Everything I’ve read about They’re Going to Love You gets raves, the story of a choreographer who looks back on her estranged family’s past. A phone call arrives from which 40-something Carlisle Martin learns her father is dying. She’s been estranged from Robert and his partner James for almost 19 years but now feels compelled to visit them in their apartment on Bank Street in Greenwich Village to say good-bye. “Bank Street plays an outsized role in Carlisle’s imagination,” according to the Kirkus Reviews summary. “She spent summers there in the 1980s and ’90s, ensconced in the world of ballet—where Robert, James, and her mother were fixtures in the 1950s and ’60s—and witnessing the impact of the AIDS epidemic on James and Robert’s large circle of friends.” The dustjacket flap says:

With…a masterfully revealed secret at its heart, [the novel] asks what it takes to be an artist in America, and the price of forgiveness, of ambition, and of love.

It sounds too good to miss.

One Hundred Saturdays keeps nudging me to read it, ever since its release in September.

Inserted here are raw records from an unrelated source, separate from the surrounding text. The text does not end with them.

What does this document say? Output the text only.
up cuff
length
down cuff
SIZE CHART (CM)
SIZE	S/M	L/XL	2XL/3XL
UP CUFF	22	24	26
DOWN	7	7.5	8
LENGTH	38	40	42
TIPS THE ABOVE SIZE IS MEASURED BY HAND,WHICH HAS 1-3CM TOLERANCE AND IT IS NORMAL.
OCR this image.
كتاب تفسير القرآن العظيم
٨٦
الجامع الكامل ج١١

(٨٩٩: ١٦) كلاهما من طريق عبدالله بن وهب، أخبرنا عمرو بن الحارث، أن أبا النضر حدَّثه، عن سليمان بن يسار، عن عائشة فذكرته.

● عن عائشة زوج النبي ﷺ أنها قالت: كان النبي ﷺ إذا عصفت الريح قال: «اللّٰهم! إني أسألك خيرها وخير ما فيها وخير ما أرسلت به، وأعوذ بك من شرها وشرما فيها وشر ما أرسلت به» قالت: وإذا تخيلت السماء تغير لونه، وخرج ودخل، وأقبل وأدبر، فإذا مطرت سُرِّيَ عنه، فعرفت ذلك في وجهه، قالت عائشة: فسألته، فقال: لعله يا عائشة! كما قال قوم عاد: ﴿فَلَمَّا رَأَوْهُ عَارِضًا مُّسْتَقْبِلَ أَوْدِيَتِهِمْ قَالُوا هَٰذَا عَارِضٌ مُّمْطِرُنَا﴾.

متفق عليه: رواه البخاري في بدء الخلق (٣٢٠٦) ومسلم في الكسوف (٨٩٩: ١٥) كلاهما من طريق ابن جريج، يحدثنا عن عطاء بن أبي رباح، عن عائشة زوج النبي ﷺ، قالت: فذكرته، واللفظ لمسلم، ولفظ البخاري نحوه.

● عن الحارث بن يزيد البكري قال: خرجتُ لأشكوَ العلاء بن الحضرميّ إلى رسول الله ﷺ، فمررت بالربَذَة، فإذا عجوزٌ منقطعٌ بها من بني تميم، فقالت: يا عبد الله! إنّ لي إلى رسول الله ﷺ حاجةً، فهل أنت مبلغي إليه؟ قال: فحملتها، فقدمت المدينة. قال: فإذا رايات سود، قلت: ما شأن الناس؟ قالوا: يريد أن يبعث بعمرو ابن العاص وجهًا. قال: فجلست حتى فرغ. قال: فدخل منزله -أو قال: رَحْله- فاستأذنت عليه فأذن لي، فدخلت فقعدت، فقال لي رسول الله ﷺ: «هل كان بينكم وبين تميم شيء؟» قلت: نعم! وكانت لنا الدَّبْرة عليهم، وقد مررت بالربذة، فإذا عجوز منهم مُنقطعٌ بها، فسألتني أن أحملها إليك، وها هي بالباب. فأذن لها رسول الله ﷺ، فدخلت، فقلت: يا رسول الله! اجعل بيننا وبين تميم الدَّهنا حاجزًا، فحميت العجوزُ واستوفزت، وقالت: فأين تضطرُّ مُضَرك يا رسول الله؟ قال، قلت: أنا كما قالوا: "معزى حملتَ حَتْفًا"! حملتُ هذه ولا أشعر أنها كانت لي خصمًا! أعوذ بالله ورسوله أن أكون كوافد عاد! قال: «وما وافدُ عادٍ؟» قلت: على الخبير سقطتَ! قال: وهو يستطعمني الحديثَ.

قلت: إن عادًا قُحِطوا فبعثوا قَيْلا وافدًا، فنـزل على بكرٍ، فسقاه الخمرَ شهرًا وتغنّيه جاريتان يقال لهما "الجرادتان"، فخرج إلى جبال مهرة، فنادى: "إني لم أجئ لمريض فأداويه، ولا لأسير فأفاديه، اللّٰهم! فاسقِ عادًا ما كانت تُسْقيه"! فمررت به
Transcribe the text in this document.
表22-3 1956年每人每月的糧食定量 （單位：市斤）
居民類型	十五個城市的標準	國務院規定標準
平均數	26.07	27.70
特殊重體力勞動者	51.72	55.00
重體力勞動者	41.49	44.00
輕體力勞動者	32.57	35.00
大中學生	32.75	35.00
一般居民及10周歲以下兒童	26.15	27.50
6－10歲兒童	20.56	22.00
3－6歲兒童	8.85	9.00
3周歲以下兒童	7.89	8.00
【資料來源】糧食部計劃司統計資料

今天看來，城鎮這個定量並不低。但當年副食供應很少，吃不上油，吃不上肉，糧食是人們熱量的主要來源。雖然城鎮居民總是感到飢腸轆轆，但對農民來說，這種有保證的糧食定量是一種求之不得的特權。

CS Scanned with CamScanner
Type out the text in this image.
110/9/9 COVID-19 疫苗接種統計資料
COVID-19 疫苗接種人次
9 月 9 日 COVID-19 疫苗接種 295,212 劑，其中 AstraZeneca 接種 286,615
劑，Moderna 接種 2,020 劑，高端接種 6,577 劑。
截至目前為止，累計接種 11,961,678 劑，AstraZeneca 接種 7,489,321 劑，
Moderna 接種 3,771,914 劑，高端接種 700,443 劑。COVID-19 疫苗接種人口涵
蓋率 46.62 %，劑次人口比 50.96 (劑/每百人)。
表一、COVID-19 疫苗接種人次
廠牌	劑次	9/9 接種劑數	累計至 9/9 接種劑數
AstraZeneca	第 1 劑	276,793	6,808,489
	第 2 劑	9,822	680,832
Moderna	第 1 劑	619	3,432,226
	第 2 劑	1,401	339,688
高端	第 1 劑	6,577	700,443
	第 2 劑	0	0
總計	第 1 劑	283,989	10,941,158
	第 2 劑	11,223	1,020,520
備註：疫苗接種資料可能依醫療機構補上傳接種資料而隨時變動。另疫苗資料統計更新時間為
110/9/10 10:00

And so, when I saw it listed among the many 10 Best Books of 2022 lists, I had a feeling this was THE ONE that always makes itself known at the end of the year that I shouldn’t let get away. Author Michael Frank met nonagenarian Stella Levi at a lecture on the history of fascism and then visited her Greenwich Village apartment to ask a question about the Juderia, the neighborhood on the Mediterranean island of Rhodes where she grew up. That visit on a Saturday afternoon became the first of one hundred Saturdays over six years during which Stella told her life story to Mr. Frank. From the dustjacket flap: “During these meetings Stella traveled back in time to conjure what it felt like to come of age on this luminous, legendary island in the eastern Aegean, which the Italians began governing as an official possession in 1923 and transformed over the next two decades until the Germans seized control in September 1943.” The Germans sent residents of the Juderia to Auschwitz by boat and then train, including Stella.

With nearly a century of life behind her, Stella Levi had never before spoken in detail about her past. Then she met Michael Frank.

I’ve read many books about the Holocaust, but I’ve never heard of the Juderia, nor do I know much about the island of Rhodes. I’m intrigued.